Вчерашний мир. Воспоминания европейца - Стефан Цвейг
Шрифт:
Интервал:
Закладка:
Жюль Ромен, который написал впоследствии великие стихи о воюющей Европе, Жорж Дюамель, Шарль Вильдрак, Дюртен, Рене Аркос, Жан Ришар Блок, объединенные сперва в «Аббатство», а затем в «Свободное усилие» («Effort libre»), были страстными поборниками грядущего европейского сообщества; как показали огненные испытания войны, ничто не могло сломить их отвращения ко всяческому милитаризму – Франция редко являла миру более смелую, одаренную, доблестную молодежь.
В Германии таким был Верфель с его «Другом человечества», Рене Шикеле, сообщивший теме сплочения народов сильнейший лирический акцент; оказавшийся по воле судьбы (он был эльзасец) меж двух наций, Верфель страстно способствовал взаимопониманию; из Италии нас дружески приветствовал Борджезе, слова сочувствия шли из Скандинавских и славянских стран.

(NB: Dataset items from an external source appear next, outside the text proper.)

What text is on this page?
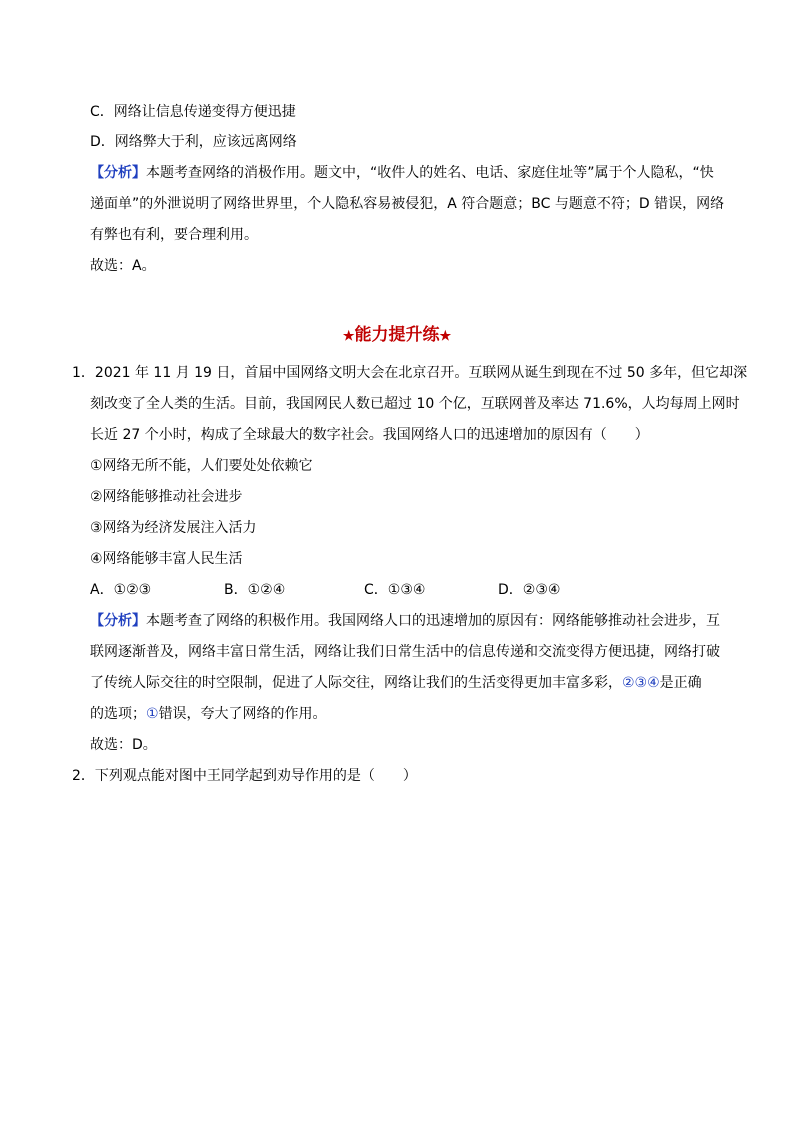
C．网络让信息传递变得方便迅捷
D．网络弊大于利，应该远离网络
【分析】本题考查网络的消极作用。题文中，“收件人的姓名、电话、家庭住址等”属于个人隐私，“快
递面单”的外泄说明了网络世界里，个人隐私容易被侵犯，A 符合题意；BC 与题意不符；D 错误，网络
有弊也有利，要合理利用。
故选：A。
★能力提升练★
1．2021 年 11 月 19 日，首届中国网络文明大会在北京召开。互联网从诞生到现在不过 50 多年，但它却深
刻改变了全人类的生活。目前，我国网民人数已超过 10 个亿，互联网普及率达 71.6%，人均每周上网时
长近 27 个小时，构成了全球最大的数字社会。我国网络人口的迅速增加的原因有（　　）
①网络无所不能，人们要处处依赖它
②网络能够推动社会进步
③网络为经济发展注入活力
④网络能够丰富人民生活
A．①②③	B．①②④	C．①③④	D．②③④
【分析】本题考查了网络的积极作用。我国网络人口的迅速增加的原因有：网络能够推动社会进步，互
联网逐渐普及，网络丰富日常生活，网络让我们日常生活中的信息传递和交流变得方便迅捷，网络打破
了传统人际交往的时空限制，促进了人际交往，网络让我们的生活变得更加丰富多彩，②③④是正确
的选项；①错误，夸大了网络的作用。
故选：D。
2．下列观点能对图中王同学起到劝导作用的是（　　）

«Приезжайте-ка к нам как-нибудь! – писал мне большой русский писатель. – Покажите панславистам, которые желают втянуть нас в войну, что вы в Австрии не хотите ее». Ах, мы все любили наше время, которое несло нас на своих крыльях, мы любили Европу!
Но эта простодушная вера в разум, в то, что он в последний час воспрепятствует безумию, – только она и была нашей виной. Конечно, мы недостаточно бдительно вглядывались в огненные знаки на стене. Но разве не в том суть подлинной молодости, что она легковерна, а не подозрительна? Мы полагались на Жореса, на социалистический интернационализм, мы верили, что железнодорожники скорее взорвут пути, чем позволят отправить на фронт как пушечное мясо своих товарищей; мы надеялись на женщин, которые не отдадут Молоху своих сыновей и мужей; мы были убеждены, что духовные, моральные силы Европы восторжествуют в самый последний момент. Наш общий идеализм, наш оптимизм, подогретый успехами прогресса, привели к тому, что мы проглядели общую опасность и пренебрегли ею. А кроме того, нам не хватало организатора, который объединил бы наличные силы вокруг общей цели. Среди нас был всего один прорицатель, один-единственный провидец; однако – что самое примечательное – он жил бок о бок с нами, а мы долгое время не знали о нем, об этом человеке, которому сама судьба указала быть нашим вождем.
Мне посчастливилось, что я, уже в последний час, открыл его для себя, а открыть его было трудно, ибо в Париже он жил в стороне от «foire sur la place»[40]. Если кто-нибудь возьмется написать добросовестную историю французской литературы двадцатого века, то не сможет обойти молчанием тот поразительный факт, что парижские газеты, расточая похвалы всевозможным поэтам и знаменитостям, три самых главных имени оставили неизвестными или же упоминали вне связи с их настоящим делом.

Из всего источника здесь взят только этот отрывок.